4) Duyuş: Öfke anında çevreyi nasıl gördüğünüz, o andaki deneyiminiz.


5) Davranış: Öfke anında nasıl davrandığınız.


Öfke kontrolünün temelinde; öfkeyi kabul etmek, öfkenin kaynağını bulmak yani neden öfkeli olduğunu anlamak ve öfke ile gerçekçi bir şekilde mücadele etmeyi kabul etmek yatar. Bu temelde 5 aşama ile öfke kontrolü sağlanabilmektedir:


1. Aşama: Öfkeye sebep olan durumları tanımalısınız ve hangi durumlarda öfke patlaması yaşadığınızı bilmelisiniz. Farkındalık geliştirdiğinizde öfke tepkisi önceden sezilebilir ve durdurulabilir.


2. Aşama: Öfkenin tırmanış anında, zihninizden geçen düşüncelere ve fiziksel belirtilerinize odaklanabilirsiniz.
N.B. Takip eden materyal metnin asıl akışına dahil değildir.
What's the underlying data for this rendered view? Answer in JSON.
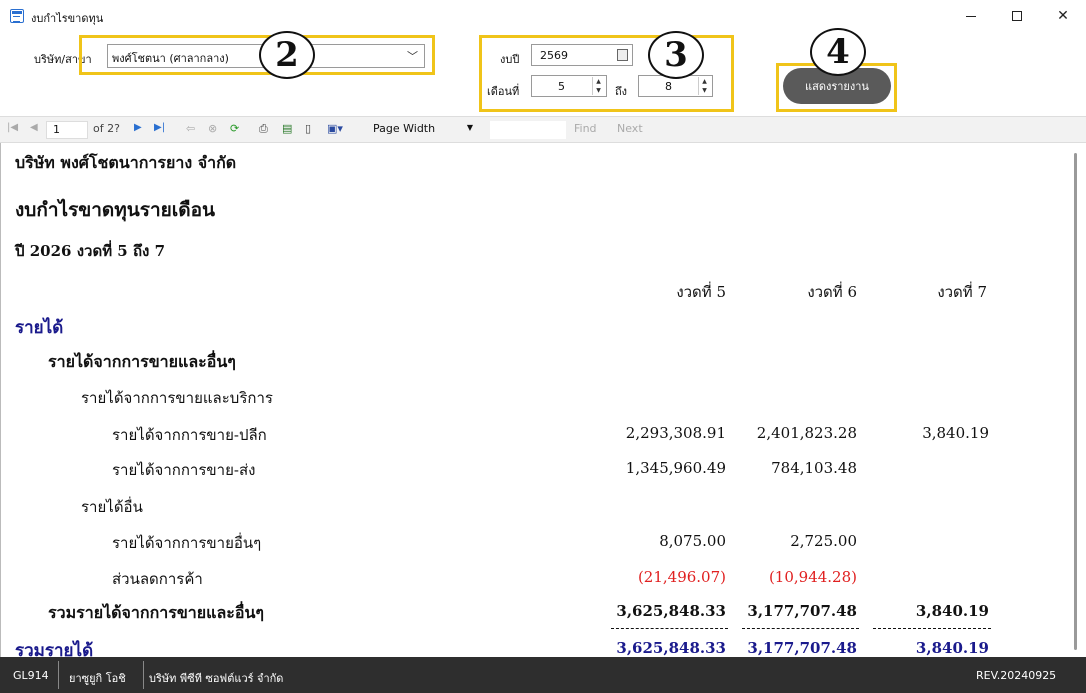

Alternatif düşünce değişikliklerini, nefes egzersizlerini, anda kalma tekniklerini deneyebilirsiniz.


3. Aşama: Zarar vermekten kaçınmaya çalışmalısınız. Sözel ya da fiziksel ifadelerin yol açacağı yıkıcı etkilerden kaçınmak adına telkin (içsel konuşmalar yapma, kendi kendinize telkin), ortamı terk etme ve mola tekniklerini deneyebilirsiniz.


4. Aşama: Bir an önce sakinleşme yoluna gitmelisiniz. Herkesin sakinleşebileceği yollar kendine özgüdür. Bunları keşfetmeyi deneyebilirsiniz, örneğin gevşeme ve nefes egzersizleri işe yarayabilir.


5. Aşama: Verdiğiniz zararı onarmak adına; küsme ya da suçlama yerine, öfke patlamasının sorumluluğunu alarak onarma davranışına yönelmeli ve yapıcı etkinliklerde bulunmalısınız. Yıkıcı davranışlarınızın sonuçlarını fark etmeye çalışmalı ve olumsuz etkilerinin uzun vadede devam etmemesi için yapılacak alternatif davranışlar geliştirmeyi hedeflemelisiniz.


Düzenlememiz, yönetmemiz gereken duygular genellikle olumsuz duygular oluyor. Kin, nefret, kıskançlık gibi. Bu duygular başta bize ve daha sonra çevremize zarar verecek boyutlara ulaşabilir maalesef.


Nelerden tetiklendiğimizi tespit etmek işe yarayabilir. Örneğin ben yetersizlik duygumu besleyecek eleştiriler karşısında öfkeleniyorum veya üzgün hissediyorum. Bu başka birinde değersizlik duygusunu tetikleyen davranışlar karşısında kendini gösterebilir. Herkese göre değişir tabii ki. Önemli olan farkında olup, derinleştirmemek bu hisleri.


Duygular, bize zarar vermek için çıkmazlar ortaya. Bize işaret etmek için belirirler. Kendimizi tanımamız için bir fırsattır hepsi de. Ve bastırılması tavsiye edilmez hiçbir zaman. Gelen duyguyu kabul edip gözlemlemek en doğrusudur. Kötü diye adlandırılan duygular hissettiğimizde bile kendimizi yargılamaktan kaçınmalıyız. Negatif hislere kapılmakta bir yanlışlık yok. Her şey insanlar için. Ancak hislerimiz düzenleyebileceğimiz boyutları aşıyorsa tabii ki bir profesyonelden yardım almalıyız.


Mevlana'nın bir benzetmesi ile kapanışı yapmak isterim. Mevlana insanı bir misafirhaneye duyguları da gelen konuklara benzetiyor. Coşkuyu, mutluluğu, neşeyi nasıl karşılayıp güzelce misafir ediyorsak bünyemizde; kederi, kıskançlığı, öfkeyi de aynı şekilde kabul edip, misafir etmemiz gerektiğini söylüyor.


İnişli çıkışlı duygular hissederken bile sakinliğinizi koruyabildiğiniz güzel günler dilerim.